3 tips for stopping flaky tests
By Google for Developers
Key Concepts
- Flaky Tests: Tests that produce inconsistent results (passing or failing) despite no changes to the code.
- Deterministic Testing: The principle that a test should produce the same result every time it is run under the same conditions.
- Test Fakes: Objects or services that replace real dependencies (like databases or APIs) to provide predictable, fast responses.
- State Isolation: Ensuring that test environments do not share data or resources to prevent cross-test interference.
Strategies to Eliminate Flaky Tests
1. Isolate Test State
The primary cause of flakiness is often state collision, where multiple test runs attempt to access or modify the same resources simultaneously.
- The Problem: Hard-coded file paths or shared databases lead to race conditions where one test modifies data that another test relies on.
- The Solution: Implement unique temporary environments for every individual test run. By ensuring each test operates in a sandbox, you eliminate the risk of side effects from concurrent executions.
2. Fake External Dependencies
Relying on real-world infrastructure during unit testing introduces non-deterministic variables such as network latency or disk I/O errors.
- The Problem: Network calls and disk operations are inherently unpredictable and slow, making tests brittle.
- The Solution: Replace real dependencies with test fakes.

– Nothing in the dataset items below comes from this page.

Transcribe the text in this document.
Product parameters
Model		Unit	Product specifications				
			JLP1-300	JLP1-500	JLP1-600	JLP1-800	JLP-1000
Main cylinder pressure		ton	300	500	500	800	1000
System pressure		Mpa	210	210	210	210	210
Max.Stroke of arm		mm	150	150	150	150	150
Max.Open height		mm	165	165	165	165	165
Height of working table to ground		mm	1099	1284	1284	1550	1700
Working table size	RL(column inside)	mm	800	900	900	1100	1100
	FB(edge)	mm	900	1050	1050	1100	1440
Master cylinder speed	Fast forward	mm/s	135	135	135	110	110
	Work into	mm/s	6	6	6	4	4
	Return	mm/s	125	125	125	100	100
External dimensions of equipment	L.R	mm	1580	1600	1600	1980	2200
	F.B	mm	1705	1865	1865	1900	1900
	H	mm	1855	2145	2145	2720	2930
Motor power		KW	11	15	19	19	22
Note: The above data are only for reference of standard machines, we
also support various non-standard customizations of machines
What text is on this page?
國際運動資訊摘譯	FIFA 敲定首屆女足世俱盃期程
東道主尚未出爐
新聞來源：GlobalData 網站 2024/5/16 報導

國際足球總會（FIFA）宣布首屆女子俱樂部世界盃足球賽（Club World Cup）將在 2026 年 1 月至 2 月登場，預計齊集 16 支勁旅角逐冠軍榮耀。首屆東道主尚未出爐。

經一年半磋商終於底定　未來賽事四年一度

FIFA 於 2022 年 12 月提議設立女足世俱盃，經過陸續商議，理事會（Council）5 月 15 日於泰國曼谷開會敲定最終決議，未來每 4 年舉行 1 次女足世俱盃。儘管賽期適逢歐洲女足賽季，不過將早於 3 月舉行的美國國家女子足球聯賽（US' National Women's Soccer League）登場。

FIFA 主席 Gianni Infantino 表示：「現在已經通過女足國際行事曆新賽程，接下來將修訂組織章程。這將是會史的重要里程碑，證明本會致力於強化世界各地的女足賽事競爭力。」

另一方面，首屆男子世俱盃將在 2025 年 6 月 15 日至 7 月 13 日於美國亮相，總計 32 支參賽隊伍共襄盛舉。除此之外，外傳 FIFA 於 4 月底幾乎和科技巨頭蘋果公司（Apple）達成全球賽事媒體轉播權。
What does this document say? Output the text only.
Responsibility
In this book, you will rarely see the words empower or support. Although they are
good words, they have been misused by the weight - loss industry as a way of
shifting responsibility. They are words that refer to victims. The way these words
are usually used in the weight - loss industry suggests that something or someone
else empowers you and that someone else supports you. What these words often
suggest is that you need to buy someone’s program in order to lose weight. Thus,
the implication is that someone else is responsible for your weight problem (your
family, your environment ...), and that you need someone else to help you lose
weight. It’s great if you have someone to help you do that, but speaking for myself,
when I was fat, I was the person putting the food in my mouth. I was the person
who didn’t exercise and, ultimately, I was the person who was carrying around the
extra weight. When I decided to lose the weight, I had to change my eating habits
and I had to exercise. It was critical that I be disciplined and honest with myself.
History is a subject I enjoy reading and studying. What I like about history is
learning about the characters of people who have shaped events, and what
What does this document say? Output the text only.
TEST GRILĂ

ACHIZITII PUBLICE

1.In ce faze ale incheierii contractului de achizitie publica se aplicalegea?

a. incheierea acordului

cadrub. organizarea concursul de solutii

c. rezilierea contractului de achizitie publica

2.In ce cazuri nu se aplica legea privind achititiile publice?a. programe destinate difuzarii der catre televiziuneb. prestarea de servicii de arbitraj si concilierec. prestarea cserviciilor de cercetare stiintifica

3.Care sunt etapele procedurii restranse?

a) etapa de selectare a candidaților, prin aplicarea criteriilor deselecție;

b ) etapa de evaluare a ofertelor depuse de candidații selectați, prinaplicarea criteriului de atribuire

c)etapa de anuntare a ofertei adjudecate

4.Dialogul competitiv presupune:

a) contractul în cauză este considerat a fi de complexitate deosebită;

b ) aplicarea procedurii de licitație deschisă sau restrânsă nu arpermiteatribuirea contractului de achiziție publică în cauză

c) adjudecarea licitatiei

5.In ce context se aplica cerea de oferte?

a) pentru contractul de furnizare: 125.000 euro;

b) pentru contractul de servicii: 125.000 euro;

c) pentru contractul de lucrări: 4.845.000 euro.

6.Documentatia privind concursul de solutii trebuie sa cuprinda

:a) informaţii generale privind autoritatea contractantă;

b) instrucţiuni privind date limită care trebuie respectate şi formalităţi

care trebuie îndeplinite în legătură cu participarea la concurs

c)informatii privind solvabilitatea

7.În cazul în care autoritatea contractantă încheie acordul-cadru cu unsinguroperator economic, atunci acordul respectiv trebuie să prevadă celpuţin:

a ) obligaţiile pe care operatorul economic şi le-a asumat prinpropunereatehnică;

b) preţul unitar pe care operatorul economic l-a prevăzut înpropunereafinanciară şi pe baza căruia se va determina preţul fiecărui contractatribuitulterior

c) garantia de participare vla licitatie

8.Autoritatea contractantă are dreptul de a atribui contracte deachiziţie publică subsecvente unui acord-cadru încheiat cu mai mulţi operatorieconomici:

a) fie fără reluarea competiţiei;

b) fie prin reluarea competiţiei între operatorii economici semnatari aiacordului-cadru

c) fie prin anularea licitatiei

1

These are lightweight, controlled implementations that simulate the behavior of the real system. This transition makes unit tests "lightning fast" and ensures they remain strictly deterministic by removing external variables.
3. Validate Environmental Assumptions
Tests often fail because they assume the environment is in a specific state that may have been altered by previous, failed, or incomplete test runs.
- The Problem: Assuming a "clean slate" without verifying it leads to false negatives when residual data from previous runs interferes with current execution.
- The Solution: Explicitly clear out existing data before executing any test logic. Never rely on the environment being "perfectly clean" by default; enforce the cleanliness as part of the test setup process.
Core Philosophy and Best Practices
- Reliable Signals: The ultimate goal of a testing suite is to provide a reliable signal regarding the health of the codebase. Flaky tests degrade trust in the CI (Continuous Integration) pipeline.
- Stop Ignoring Red Builds: A "red build" (a failed test) should never be ignored or dismissed as a "fluke." Ignoring these signals allows technical debt to accumulate and masks genuine bugs.
- Actionable Insight: Treat every test failure as a legitimate issue that requires investigation. If a test is flaky, it is a bug in the test suite itself that must be addressed immediately to maintain high-quality standards.
Conclusion
Flaky tests are a significant drain on developer productivity and CI efficiency. By focusing on state isolation, faking external dependencies, and explicitly managing environmental cleanliness, developers can transform inconsistent test suites into reliable, deterministic systems. The core takeaway is that a test suite is only as valuable as the trust developers place in its results; therefore, maintaining test stability is as critical as writing the production code itself.